Além dos desafios diretos, usuários de crack têm de enfrentar falta de limites da mídia- "Mulher recrutada pelo programa Braços Abertos tem crise de choro e revolta após jornal publicar sua foto usando a droga na primeira página" _+_Exclusiva: Dona Zelite abre o verbo contra os rolezinhos
Orgulho: Vanda e seu companheiro Tim posam para foto. Antes do início da frente de trabalho eles se recusavam |
Gisele Brito, RBA
Estampada na capa de um dos jornais de maior circulação do país fumando
crack, Maria (nome fictício) passou a manhã de hoje (17) chorando
enfurecida no hall do hotel em que está hospedada na rua Dino Bueno, na
região conhecida como cracolândia, no centro de São Paulo.

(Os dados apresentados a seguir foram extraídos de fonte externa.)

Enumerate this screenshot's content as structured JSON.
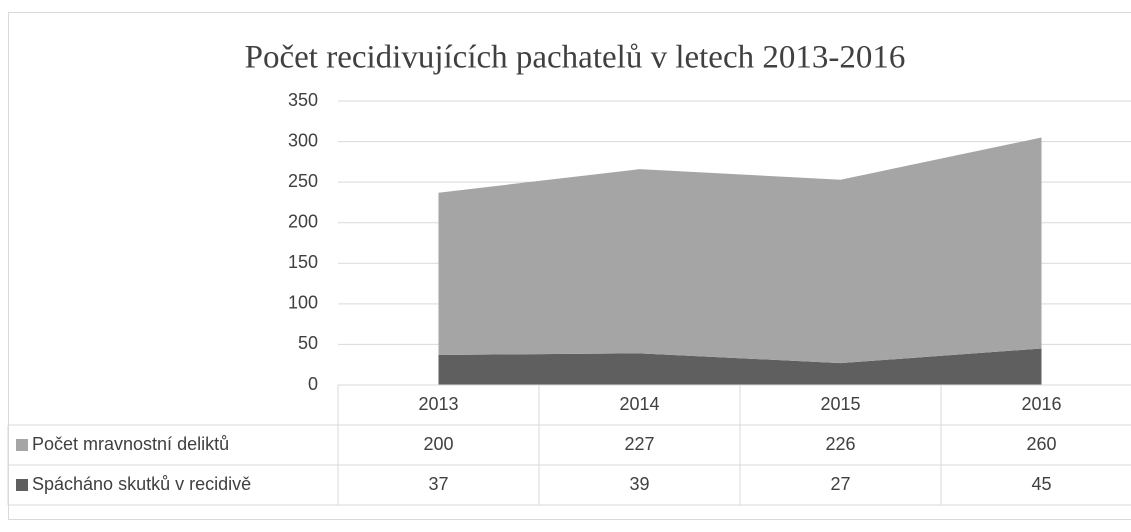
{
  "chart_data": {
    "type": "stacked_area",
    "title": "Počet recidivujících pachatelů v letech 2013-2016",
    "categories": [
      "2013",
      "2014",
      "2015",
      "2016"
    ],
    "series": [
      {
        "name": "Počet mravnostní deliktů",
        "color": "#a5a5a5",
        "values": [
          200,
          227,
          226,
          260
        ]
      },
      {
        "name": "Spácháno skutků v recidivě",
        "color": "#5f5f5f",
        "values": [
          37,
          39,
          27,
          45
        ]
      }
    ],
    "ylim": [
      0,
      350
    ],
    "yticks": [
      0,
      50,
      100,
      150,
      200,
      250,
      300,
      350
    ],
    "grid": true
  }
}
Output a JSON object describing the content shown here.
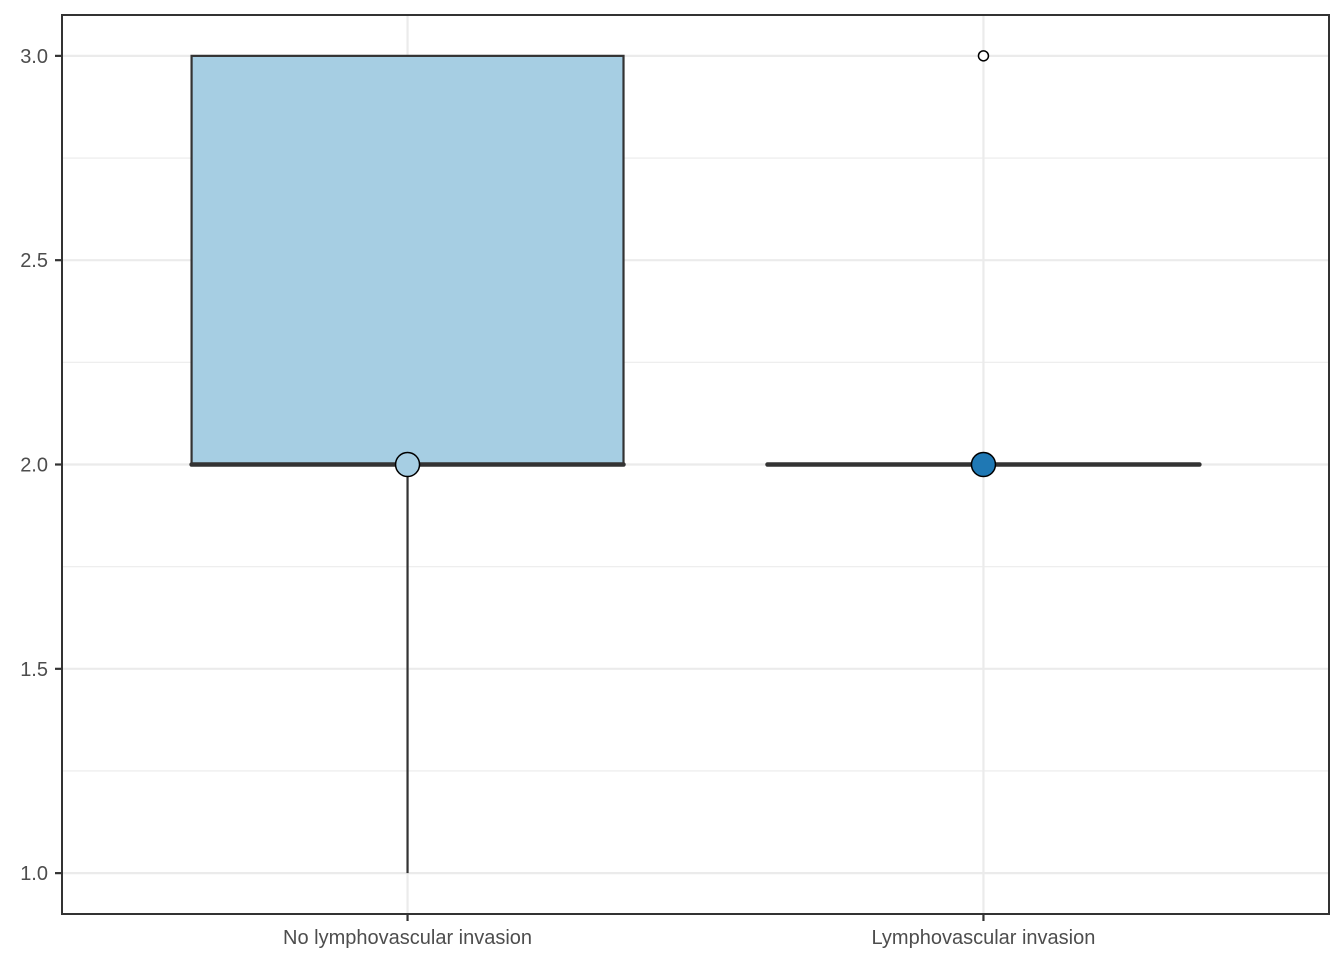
{
  "chart_data": {
    "type": "box",
    "title": "",
    "xlabel": "",
    "ylabel": "",
    "ylim": [
      0.9,
      3.1
    ],
    "y_ticks": [
      1.0,
      1.5,
      2.0,
      2.5,
      3.0
    ],
    "y_tick_labels": [
      "1.0",
      "1.5",
      "2.0",
      "2.5",
      "3.0"
    ],
    "categories": [
      "No lymphovascular invasion",
      "Lymphovascular invasion"
    ],
    "grid": true,
    "legend": "none",
    "boxes": [
      {
        "category": "No lymphovascular invasion",
        "whisker_low": 1.0,
        "q1": 2.0,
        "median": 2.0,
        "q3": 3.0,
        "whisker_high": 3.0,
        "outliers": [],
        "mean": 2.0,
        "fill": "#a6cee3"
      },
      {
        "category": "Lymphovascular invasion",
        "whisker_low": 2.0,
        "q1": 2.0,
        "median": 2.0,
        "q3": 2.0,
        "whisker_high": 2.0,
        "outliers": [
          3.0
        ],
        "mean": 2.0,
        "fill": "#1f78b4"
      }
    ]
  }
}
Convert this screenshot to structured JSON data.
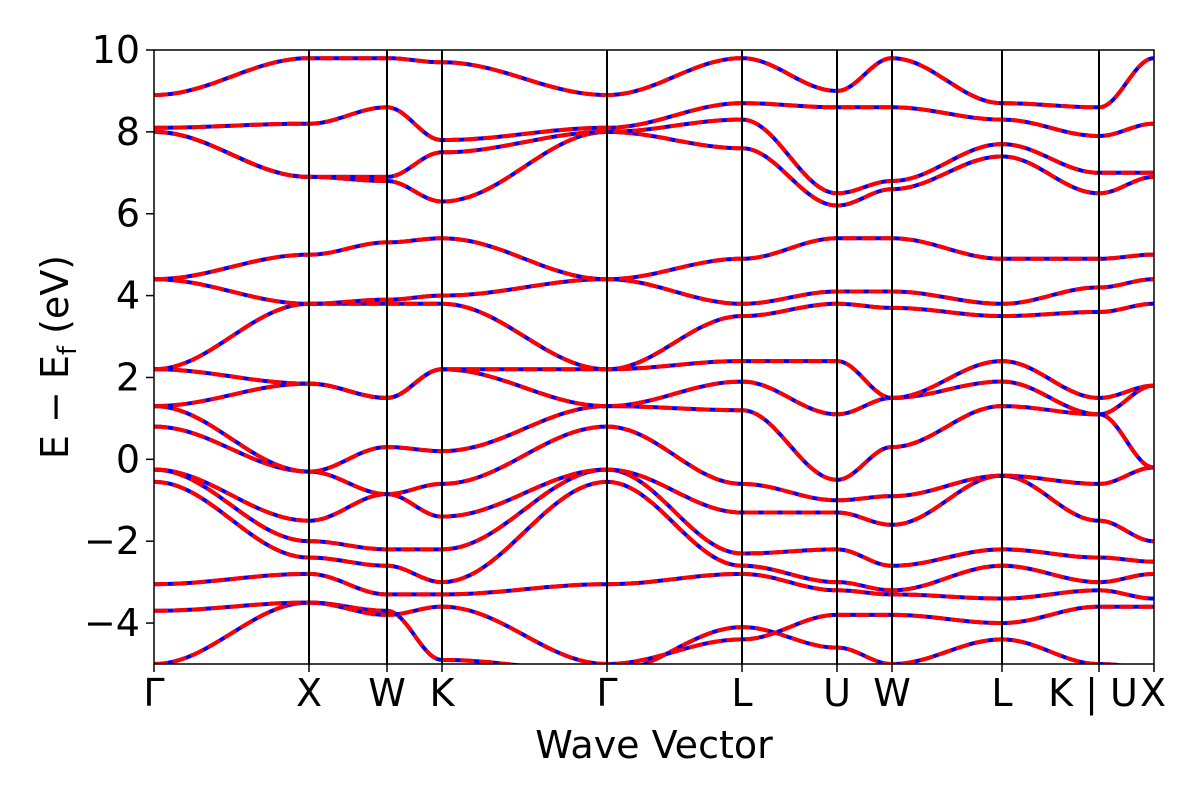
{
  "chart_data": {
    "type": "line",
    "title": "",
    "xlabel": "Wave Vector",
    "ylabel": "E − E_f (eV)",
    "ylabel_parts": {
      "main": "E − E",
      "sub": "f",
      "unit": " (eV)"
    },
    "ylim": [
      -5,
      10
    ],
    "yticks": [
      {
        "value": -4,
        "label": "−4"
      },
      {
        "value": -2,
        "label": "−2"
      },
      {
        "value": 0,
        "label": "0"
      },
      {
        "value": 2,
        "label": "2"
      },
      {
        "value": 4,
        "label": "4"
      },
      {
        "value": 6,
        "label": "6"
      },
      {
        "value": 8,
        "label": "8"
      },
      {
        "value": 10,
        "label": "10"
      }
    ],
    "xlim": [
      0,
      10
    ],
    "kpoints": [
      {
        "label": "Γ",
        "x": 0
      },
      {
        "label": "X",
        "x": 1.55
      },
      {
        "label": "W",
        "x": 2.33
      },
      {
        "label": "K",
        "x": 2.88
      },
      {
        "label": "Γ",
        "x": 4.53
      },
      {
        "label": "L",
        "x": 5.88
      },
      {
        "label": "U",
        "x": 6.83
      },
      {
        "label": "W",
        "x": 7.38
      },
      {
        "label": "L",
        "x": 8.48
      },
      {
        "label": "K | U",
        "x": 9.45
      },
      {
        "label": "X",
        "x": 10
      }
    ],
    "grid": false,
    "legend": "none",
    "line_styles": {
      "series_a": {
        "color": "#0000ff",
        "style": "solid"
      },
      "series_b": {
        "color": "#ff0000",
        "style": "dashed"
      }
    },
    "series": [
      {
        "x": [
          0,
          1.55,
          2.33,
          2.88,
          4.53,
          5.88,
          6.83,
          7.38,
          8.48,
          9.45,
          10
        ],
        "y": [
          -5.0,
          -3.5,
          -3.7,
          -4.9,
          -5.2,
          -4.1,
          -4.6,
          -5.0,
          -4.4,
          -5.0,
          -5.1
        ]
      },
      {
        "x": [
          0,
          1.55,
          2.33,
          2.88,
          4.53,
          5.88,
          6.83,
          7.38,
          8.48,
          9.45,
          10
        ],
        "y": [
          -3.7,
          -3.5,
          -3.8,
          -3.6,
          -5.0,
          -4.4,
          -3.8,
          -3.8,
          -4.0,
          -3.6,
          -3.6
        ]
      },
      {
        "x": [
          0,
          1.55,
          2.33,
          2.88,
          4.53,
          5.88,
          6.83,
          7.38,
          8.48,
          9.45,
          10
        ],
        "y": [
          -3.05,
          -2.8,
          -3.3,
          -3.3,
          -3.05,
          -2.8,
          -3.2,
          -3.3,
          -3.4,
          -3.2,
          -3.4
        ]
      },
      {
        "x": [
          0,
          1.55,
          2.33,
          2.88,
          4.53,
          5.88,
          6.83,
          7.38,
          8.48,
          9.45,
          10
        ],
        "y": [
          -0.55,
          -2.4,
          -2.6,
          -3.0,
          -0.55,
          -2.6,
          -3.0,
          -3.2,
          -2.6,
          -3.0,
          -2.8
        ]
      },
      {
        "x": [
          0,
          1.55,
          2.33,
          2.88,
          4.53,
          5.88,
          6.83,
          7.38,
          8.48,
          9.45,
          10
        ],
        "y": [
          -0.25,
          -2.0,
          -2.2,
          -2.2,
          -0.25,
          -2.3,
          -2.2,
          -2.6,
          -2.2,
          -2.4,
          -2.5
        ]
      },
      {
        "x": [
          0,
          1.55,
          2.33,
          2.88,
          4.53,
          5.88,
          6.83,
          7.38,
          8.48,
          9.45,
          10
        ],
        "y": [
          -0.25,
          -1.5,
          -0.85,
          -1.4,
          -0.25,
          -1.3,
          -1.3,
          -1.6,
          -0.4,
          -1.5,
          -2.0
        ]
      },
      {
        "x": [
          0,
          1.55,
          2.33,
          2.88,
          4.53,
          5.88,
          6.83,
          7.38,
          8.48,
          9.45,
          10
        ],
        "y": [
          0.8,
          -0.3,
          -0.85,
          -0.6,
          0.8,
          -0.6,
          -1.0,
          -0.9,
          -0.4,
          -0.6,
          -0.2
        ]
      },
      {
        "x": [
          0,
          1.55,
          2.33,
          2.88,
          4.53,
          5.88,
          6.83,
          7.38,
          8.48,
          9.45,
          10
        ],
        "y": [
          1.3,
          -0.3,
          0.3,
          0.2,
          1.3,
          1.2,
          -0.5,
          0.3,
          1.3,
          1.1,
          -0.2
        ]
      },
      {
        "x": [
          0,
          1.55,
          2.33,
          2.88,
          4.53,
          5.88,
          6.83,
          7.38,
          8.48,
          9.45,
          10
        ],
        "y": [
          1.3,
          1.85,
          1.5,
          2.2,
          1.3,
          1.9,
          1.1,
          1.5,
          1.9,
          1.1,
          1.8
        ]
      },
      {
        "x": [
          0,
          1.55,
          2.33,
          2.88,
          4.53,
          5.88,
          6.83,
          7.38,
          8.48,
          9.45,
          10
        ],
        "y": [
          2.2,
          1.85,
          1.5,
          2.2,
          2.2,
          2.4,
          2.4,
          1.5,
          2.4,
          1.5,
          1.8
        ]
      },
      {
        "x": [
          0,
          1.55,
          2.33,
          2.88,
          4.53,
          5.88,
          6.83,
          7.38,
          8.48,
          9.45,
          10
        ],
        "y": [
          2.2,
          3.8,
          3.8,
          3.8,
          2.2,
          3.5,
          3.8,
          3.7,
          3.5,
          3.6,
          3.8
        ]
      },
      {
        "x": [
          0,
          1.55,
          2.33,
          2.88,
          4.53,
          5.88,
          6.83,
          7.38,
          8.48,
          9.45,
          10
        ],
        "y": [
          4.4,
          3.8,
          3.9,
          4.0,
          4.4,
          3.8,
          4.1,
          4.1,
          3.8,
          4.2,
          4.4
        ]
      },
      {
        "x": [
          0,
          1.55,
          2.33,
          2.88,
          4.53,
          5.88,
          6.83,
          7.38,
          8.48,
          9.45,
          10
        ],
        "y": [
          4.4,
          5.0,
          5.3,
          5.4,
          4.4,
          4.9,
          5.4,
          5.4,
          4.9,
          4.9,
          5.0
        ]
      },
      {
        "x": [
          0,
          1.55,
          2.33,
          2.88,
          4.53,
          5.88,
          6.83,
          7.38,
          8.48,
          9.45,
          10
        ],
        "y": [
          8.0,
          6.9,
          6.8,
          6.3,
          8.0,
          7.6,
          6.2,
          6.6,
          7.4,
          6.5,
          6.9
        ]
      },
      {
        "x": [
          0,
          1.55,
          2.33,
          2.88,
          4.53,
          5.88,
          6.83,
          7.38,
          8.48,
          9.45,
          10
        ],
        "y": [
          8.0,
          6.9,
          6.9,
          7.5,
          8.0,
          8.3,
          6.5,
          6.8,
          7.7,
          7.0,
          7.0
        ]
      },
      {
        "x": [
          0,
          1.55,
          2.33,
          2.88,
          4.53,
          5.88,
          6.83,
          7.38,
          8.48,
          9.45,
          10
        ],
        "y": [
          8.1,
          8.2,
          8.6,
          7.8,
          8.1,
          8.7,
          8.6,
          8.6,
          8.3,
          7.9,
          8.2
        ]
      },
      {
        "x": [
          0,
          1.55,
          2.33,
          2.88,
          4.53,
          5.88,
          6.83,
          7.38,
          8.48,
          9.45,
          10
        ],
        "y": [
          8.9,
          9.8,
          9.8,
          9.7,
          8.9,
          9.8,
          9.0,
          9.8,
          8.7,
          8.6,
          9.8
        ]
      }
    ]
  }
}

Ela foi flagrada por um fotógrafo ontem, no primeiro dia da frente de
trabalho, usando a droga ainda com parte do uniforme do programa Braços
Abertos, da prefeitura.
O programa prevê hospedagem em hotéis conveniados da região, a oferta de
três refeições gratuitas por dia e a contratação para serviço de
varrição e zeladoria com carga de 4 horas diárias, mais duas de
qualificação e salário de R$ 15 por dia de trabalho.
Segundo a prefeitura, o objetivo do projeto é retirar os usuários do
vício, mas eles não estão obrigados a parar de imediato com o uso da
droga.
Ao lado de uma amiga, também usuária, Maria lamenta a “invasão de
privacidade”. “Nunca vi isso, tirar foto de uma pessoa e colocar assim
na capa do jornal. Eu fiquei triste assim desse jeito, porque eu estou
acreditando mesmo nesse projeto e isso pode atrapalhar para todo mundo. O
pessoal já tá dizendo que vão me furar porque eu estou arrastando”,
conta.
Na gíria, 'arrastar' tem o sentido de prejudicar. “Mas quando eu tiver
condições vou processar quem fez a foto e arrancar muito dinheiro
deles”, planeja.
Os usuários não gostam de tirar fotos. Os profissionais de TV, Internet e
mídia impressa são o tempo todo orientados a não registrar rostos. O
tom muitas vezes é ameaçador e alguns chegam a jogar pedras contra
equipamentos. A razão, explicam, é preservar a família.
“Imagina quem tem mãe, pai, que às vezes nem sabe que você está nessa
situação ou que sabe, mas não precisa ver você toda suja, usando pedra. E
tem os que têm filho que não entende que isso é um vício”, explica
Vandeilda Benedito da Silva, a Vanda, que depois de três dias de
conversa com a RBA topou tirar uma foto ontem, orgulhosa por estar
vestindo o uniforme da Frente de Trabalho. “Agora pode porque se minha
mãe me vê vestida assim, com certeza vai ficar orgulhosa”, explicou.
A revolta de Maria foi acompanhada por profissionais de saúde,
educadores da ONG Brasil Gigante e outros frequentadores da cracolândia.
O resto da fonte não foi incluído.